Quelques musées existent : legs de la colonisation, ils ne sont pour la plupart guère attirants avec une présentation muséographique souvent vieillotte qui remonte à plusieurs décennies et sont peu fréquentés. Un effort a été fait récemment pour restaurer quelques anciens palais ottomans comme le musée du Bardo. Un musée d’art moderne, le MAMA, a été créé dans un ancien grand magasin de style mauresque mais il s’agit plus d’une galerie d’expositions temporaires que d’un véritable musée. Le tourisme n’est pas à l’évidence une priorité gouvernementale. En fait Alger est une ville sans distraction : l’espace de loisir est la voiture où les jeunes fument, boivent et éventuellement reçoivent leur ami(e). Mis à part le centre d’Alger, on est frappé par le délabrement des immeubles et la saleté des rues où s’entassent les ordures.

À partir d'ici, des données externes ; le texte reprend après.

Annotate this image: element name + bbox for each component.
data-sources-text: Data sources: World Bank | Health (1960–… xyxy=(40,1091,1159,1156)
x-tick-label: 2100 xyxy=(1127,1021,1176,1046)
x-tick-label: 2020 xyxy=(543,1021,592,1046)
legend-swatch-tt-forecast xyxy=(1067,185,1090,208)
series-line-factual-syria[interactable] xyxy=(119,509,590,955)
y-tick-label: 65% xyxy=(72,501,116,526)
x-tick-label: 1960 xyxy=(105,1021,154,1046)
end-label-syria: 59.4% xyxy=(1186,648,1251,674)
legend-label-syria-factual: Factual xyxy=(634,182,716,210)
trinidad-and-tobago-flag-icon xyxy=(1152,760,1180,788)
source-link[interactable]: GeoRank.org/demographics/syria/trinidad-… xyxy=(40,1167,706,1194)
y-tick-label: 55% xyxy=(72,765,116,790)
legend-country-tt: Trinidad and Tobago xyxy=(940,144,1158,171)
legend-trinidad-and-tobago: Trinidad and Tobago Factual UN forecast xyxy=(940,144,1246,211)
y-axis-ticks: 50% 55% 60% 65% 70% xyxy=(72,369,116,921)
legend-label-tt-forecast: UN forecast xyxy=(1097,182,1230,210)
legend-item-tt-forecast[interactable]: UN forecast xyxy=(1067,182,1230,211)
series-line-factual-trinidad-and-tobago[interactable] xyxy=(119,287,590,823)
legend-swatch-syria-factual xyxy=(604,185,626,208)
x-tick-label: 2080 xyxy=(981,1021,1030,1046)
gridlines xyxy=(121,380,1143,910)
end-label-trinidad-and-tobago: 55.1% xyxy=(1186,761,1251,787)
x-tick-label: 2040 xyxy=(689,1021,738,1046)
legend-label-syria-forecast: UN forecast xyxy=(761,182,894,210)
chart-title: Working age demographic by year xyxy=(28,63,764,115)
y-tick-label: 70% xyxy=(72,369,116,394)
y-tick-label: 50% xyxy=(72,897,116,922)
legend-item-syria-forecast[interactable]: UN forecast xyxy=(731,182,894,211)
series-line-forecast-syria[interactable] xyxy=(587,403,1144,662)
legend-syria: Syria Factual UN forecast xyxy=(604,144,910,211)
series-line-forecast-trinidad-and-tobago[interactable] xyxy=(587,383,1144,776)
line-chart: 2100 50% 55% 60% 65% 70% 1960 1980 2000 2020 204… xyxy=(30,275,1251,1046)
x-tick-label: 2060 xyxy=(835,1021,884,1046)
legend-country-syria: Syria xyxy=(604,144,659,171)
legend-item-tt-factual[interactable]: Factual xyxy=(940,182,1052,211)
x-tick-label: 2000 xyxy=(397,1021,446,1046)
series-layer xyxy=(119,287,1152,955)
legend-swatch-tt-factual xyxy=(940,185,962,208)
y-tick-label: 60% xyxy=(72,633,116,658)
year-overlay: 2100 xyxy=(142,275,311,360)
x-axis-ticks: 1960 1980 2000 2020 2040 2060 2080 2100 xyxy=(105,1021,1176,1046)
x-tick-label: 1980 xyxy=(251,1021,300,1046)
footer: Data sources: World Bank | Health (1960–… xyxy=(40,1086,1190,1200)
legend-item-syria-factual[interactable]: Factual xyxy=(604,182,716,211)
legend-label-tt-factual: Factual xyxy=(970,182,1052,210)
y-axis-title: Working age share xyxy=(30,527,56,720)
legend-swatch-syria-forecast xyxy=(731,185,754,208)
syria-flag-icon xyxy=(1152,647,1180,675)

Une vie politique optiquement animée
La vie politique, telle qu’elle est retracée par les médias, apparaît comme animée voire active. Les actions et déplacements du premier ministre ou des ministres sont suivis et souvent commentés en termes critiques. Des décisions importantes ont été prises récemment : programme de redressement économique, réforme de la constitution, remaniement ministériel. Les visites de personnalités étrangères sont fréquentes et largement couvertes par les médias. Mais, derrière cette activité de façade, il est clair pour les Algériens que cette activité cache mal l’immobilisme du pouvoir. Le président Bouteflika n’est plus aux commandes et le premier ministre gouverne, ou plutôt gère les affaires courantes sous le contrôle du clan présidentiel et de l’armée.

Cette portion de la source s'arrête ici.